O desembargador Cherubin Helcias Schwartz Junior, da 1ª Câmara de Direito Privado do Tribunal de Justiça do Rio de Janeiro, anulou decisão da 49ª Vara Cível da capital fluminense que se recusou a aplicar o disposto na Lei do Superendividamento (Lei 14.181/21).
Na decisão questionada, a juíza de primeiro grau decidiu dispensar a audiência conciliatória, prevista na Lei 14.181, com a justificativa de que a prática era inócua e não costuma resultar em acordos entre devedores e credores.
A julgadora afirmou que a ausência da parte na audiência de conciliação pode, no máximo, justificar a aplicação das penas de litigância de má-fé, mas não interfere no crédito que o credor possui. E lembrou também que o artigo 313 do Código Civil estabelece que o credor não é obrigado a receber prestação diversa da que lhe é devida, ainda que mais valiosa.

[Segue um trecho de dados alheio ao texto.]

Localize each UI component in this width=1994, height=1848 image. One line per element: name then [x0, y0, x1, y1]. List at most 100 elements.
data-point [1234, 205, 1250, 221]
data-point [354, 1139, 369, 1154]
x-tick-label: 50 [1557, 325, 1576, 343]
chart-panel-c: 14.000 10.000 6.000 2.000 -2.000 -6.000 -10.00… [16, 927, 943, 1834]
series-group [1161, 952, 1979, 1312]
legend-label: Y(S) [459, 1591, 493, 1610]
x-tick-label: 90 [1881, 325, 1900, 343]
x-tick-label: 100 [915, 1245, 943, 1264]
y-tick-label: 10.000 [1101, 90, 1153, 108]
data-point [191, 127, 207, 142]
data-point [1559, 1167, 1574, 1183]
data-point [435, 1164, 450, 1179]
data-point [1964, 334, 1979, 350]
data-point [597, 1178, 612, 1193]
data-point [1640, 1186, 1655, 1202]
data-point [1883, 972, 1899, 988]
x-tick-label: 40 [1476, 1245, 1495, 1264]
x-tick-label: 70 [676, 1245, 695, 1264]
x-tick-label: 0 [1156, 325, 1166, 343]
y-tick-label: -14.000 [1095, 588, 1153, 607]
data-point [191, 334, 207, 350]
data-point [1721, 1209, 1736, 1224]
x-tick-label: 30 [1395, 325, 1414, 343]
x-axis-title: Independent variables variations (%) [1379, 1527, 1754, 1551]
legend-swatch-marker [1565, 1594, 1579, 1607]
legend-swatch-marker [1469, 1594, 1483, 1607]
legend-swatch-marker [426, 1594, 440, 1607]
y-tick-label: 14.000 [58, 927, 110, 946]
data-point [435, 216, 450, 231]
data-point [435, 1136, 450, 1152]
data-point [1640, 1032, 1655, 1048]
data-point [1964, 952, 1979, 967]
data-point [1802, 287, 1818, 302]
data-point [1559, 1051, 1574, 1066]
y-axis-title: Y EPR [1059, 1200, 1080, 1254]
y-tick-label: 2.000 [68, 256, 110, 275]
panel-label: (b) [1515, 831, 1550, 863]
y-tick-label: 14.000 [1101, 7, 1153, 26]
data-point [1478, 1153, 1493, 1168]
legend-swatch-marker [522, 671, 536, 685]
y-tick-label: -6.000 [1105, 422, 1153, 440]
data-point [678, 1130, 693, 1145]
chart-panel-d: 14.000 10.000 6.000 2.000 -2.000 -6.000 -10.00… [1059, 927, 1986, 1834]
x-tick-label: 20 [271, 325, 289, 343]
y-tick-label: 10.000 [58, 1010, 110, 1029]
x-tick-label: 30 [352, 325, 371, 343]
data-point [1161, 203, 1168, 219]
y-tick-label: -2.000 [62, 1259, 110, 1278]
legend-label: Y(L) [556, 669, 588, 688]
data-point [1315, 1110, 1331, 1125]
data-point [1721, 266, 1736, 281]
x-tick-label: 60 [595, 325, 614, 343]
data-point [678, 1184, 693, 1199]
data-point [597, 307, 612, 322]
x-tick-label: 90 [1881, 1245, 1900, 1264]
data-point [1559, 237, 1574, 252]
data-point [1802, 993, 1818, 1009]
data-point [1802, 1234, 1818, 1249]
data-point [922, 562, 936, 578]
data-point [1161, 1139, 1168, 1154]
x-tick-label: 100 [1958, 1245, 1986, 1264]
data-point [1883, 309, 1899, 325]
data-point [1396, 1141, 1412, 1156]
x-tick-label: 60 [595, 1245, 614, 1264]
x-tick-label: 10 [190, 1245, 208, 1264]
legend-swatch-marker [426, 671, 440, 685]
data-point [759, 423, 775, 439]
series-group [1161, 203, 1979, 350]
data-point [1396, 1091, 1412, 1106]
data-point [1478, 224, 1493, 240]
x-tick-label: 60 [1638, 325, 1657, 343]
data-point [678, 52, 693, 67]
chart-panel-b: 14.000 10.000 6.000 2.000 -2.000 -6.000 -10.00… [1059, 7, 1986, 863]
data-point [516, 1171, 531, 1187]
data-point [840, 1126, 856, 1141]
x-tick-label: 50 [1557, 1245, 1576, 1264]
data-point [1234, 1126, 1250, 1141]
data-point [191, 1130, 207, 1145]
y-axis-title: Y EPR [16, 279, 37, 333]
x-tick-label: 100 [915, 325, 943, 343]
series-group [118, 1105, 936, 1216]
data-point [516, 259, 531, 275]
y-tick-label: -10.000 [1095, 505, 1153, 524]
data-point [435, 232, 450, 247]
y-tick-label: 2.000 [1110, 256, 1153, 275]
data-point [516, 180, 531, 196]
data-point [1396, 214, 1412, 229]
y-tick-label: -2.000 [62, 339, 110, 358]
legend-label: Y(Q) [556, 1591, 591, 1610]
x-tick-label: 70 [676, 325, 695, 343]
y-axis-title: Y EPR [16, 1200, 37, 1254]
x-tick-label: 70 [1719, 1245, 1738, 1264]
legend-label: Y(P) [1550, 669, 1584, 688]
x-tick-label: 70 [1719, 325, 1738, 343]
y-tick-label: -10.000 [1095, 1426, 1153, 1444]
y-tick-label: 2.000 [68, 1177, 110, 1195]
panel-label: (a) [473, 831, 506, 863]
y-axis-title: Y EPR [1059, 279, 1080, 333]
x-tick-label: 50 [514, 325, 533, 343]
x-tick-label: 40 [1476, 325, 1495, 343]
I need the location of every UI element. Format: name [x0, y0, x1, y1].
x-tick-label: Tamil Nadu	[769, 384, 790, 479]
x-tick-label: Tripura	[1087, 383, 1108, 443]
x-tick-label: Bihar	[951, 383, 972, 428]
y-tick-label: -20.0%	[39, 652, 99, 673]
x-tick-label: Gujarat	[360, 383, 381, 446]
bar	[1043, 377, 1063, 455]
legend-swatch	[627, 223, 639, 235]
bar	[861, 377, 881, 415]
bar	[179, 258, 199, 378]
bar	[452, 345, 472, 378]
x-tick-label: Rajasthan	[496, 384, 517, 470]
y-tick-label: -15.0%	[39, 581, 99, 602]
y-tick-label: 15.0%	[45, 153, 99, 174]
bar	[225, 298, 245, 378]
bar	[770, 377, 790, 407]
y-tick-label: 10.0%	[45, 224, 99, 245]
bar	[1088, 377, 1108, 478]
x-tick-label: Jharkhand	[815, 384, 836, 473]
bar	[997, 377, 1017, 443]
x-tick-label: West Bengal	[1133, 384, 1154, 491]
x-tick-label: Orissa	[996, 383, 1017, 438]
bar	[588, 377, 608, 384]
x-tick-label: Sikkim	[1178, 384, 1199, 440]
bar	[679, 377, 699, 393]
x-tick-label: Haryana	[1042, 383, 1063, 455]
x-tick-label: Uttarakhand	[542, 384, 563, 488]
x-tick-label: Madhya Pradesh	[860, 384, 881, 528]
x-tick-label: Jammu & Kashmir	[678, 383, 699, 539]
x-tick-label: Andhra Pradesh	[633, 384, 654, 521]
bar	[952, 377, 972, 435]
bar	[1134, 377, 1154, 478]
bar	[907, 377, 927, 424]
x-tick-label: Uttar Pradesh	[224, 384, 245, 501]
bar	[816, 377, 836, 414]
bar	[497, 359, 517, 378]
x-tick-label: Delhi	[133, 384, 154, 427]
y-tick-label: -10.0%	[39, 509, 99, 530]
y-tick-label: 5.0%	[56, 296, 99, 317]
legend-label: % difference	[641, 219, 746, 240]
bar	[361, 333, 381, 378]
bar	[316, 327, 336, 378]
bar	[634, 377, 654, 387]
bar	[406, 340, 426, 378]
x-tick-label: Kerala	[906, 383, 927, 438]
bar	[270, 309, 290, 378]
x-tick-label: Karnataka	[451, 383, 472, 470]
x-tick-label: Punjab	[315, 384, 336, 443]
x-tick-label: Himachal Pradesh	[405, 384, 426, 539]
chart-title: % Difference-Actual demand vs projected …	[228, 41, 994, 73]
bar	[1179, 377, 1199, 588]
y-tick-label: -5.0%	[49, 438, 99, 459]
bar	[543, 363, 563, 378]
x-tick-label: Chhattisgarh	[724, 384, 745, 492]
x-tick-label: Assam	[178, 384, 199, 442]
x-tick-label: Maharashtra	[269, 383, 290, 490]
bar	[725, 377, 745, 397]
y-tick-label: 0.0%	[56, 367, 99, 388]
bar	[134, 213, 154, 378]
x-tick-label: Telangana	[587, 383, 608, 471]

“Assim, não há sentido em obrigar a parte a comparecer à audiência apenas para dizer que não tem interesse em acordar ou para que seja a ela imposto plano de pagamento da dívida, com o qual não concorda. Cabe destacar que nos casos de revelia há apenas presunção de veracidade dos fatos narrados na inicial, nos termos do artigo 343 do CPC, sem interferência, por óbvio, no direito material discutido no processo. Há também penalidade processual para a parte que deixa de comparecer à audiência do artigo 334 do CPC. A aplicação de penalidade que interfere no direito material é verdadeira afronta ao devido processo legal, o que não pode ocorrer”, registrou.
Ao analisar o agravo, o desembargador acolheu os argumentos do autor do recurso e explicou que a negativa em observar procedimento previsto em lei caracteriza violação ao devido processo legal.
“Diante de tais fundamentos, defiro o efeito suspensivo tão somente para suspender os efeitos da decisão até o julgamento do agravo. Oficie-se ao magistrado de primeiro grau comunicando a decisão. Venham as informações do juízo agravado, notadamente diante das alegações recursais.”
O professor Leonardo Garcia, procurador do estado do Espírito Santo e membro do grupo de trabalho de acompanhamento da Lei do Superendividamento no CNJ, criticou o entendimento do juízo de piso. “A decisão da 49ª Vara Cível do Rio de Janeiro é um grave desrespeito ao ordenamento jurídico, pois a magistrada simplesmente se recusou a aplicar a Lei do Superendividamento por discordar dela, como se fosse legisladora. Isso compromete a segurança jurídica e prejudica consumidores vulneráveis. Felizmente, o TJ-RJ corrigiu essa distorção, reafirmando que o juiz deve aplicar a lei, não reinterpretá-la ao seu gosto. Casos como esse mostram a urgente necessidade de os tribunais capacitarem seus magistrados para garantir a correta aplicação dessa legislação essencial.”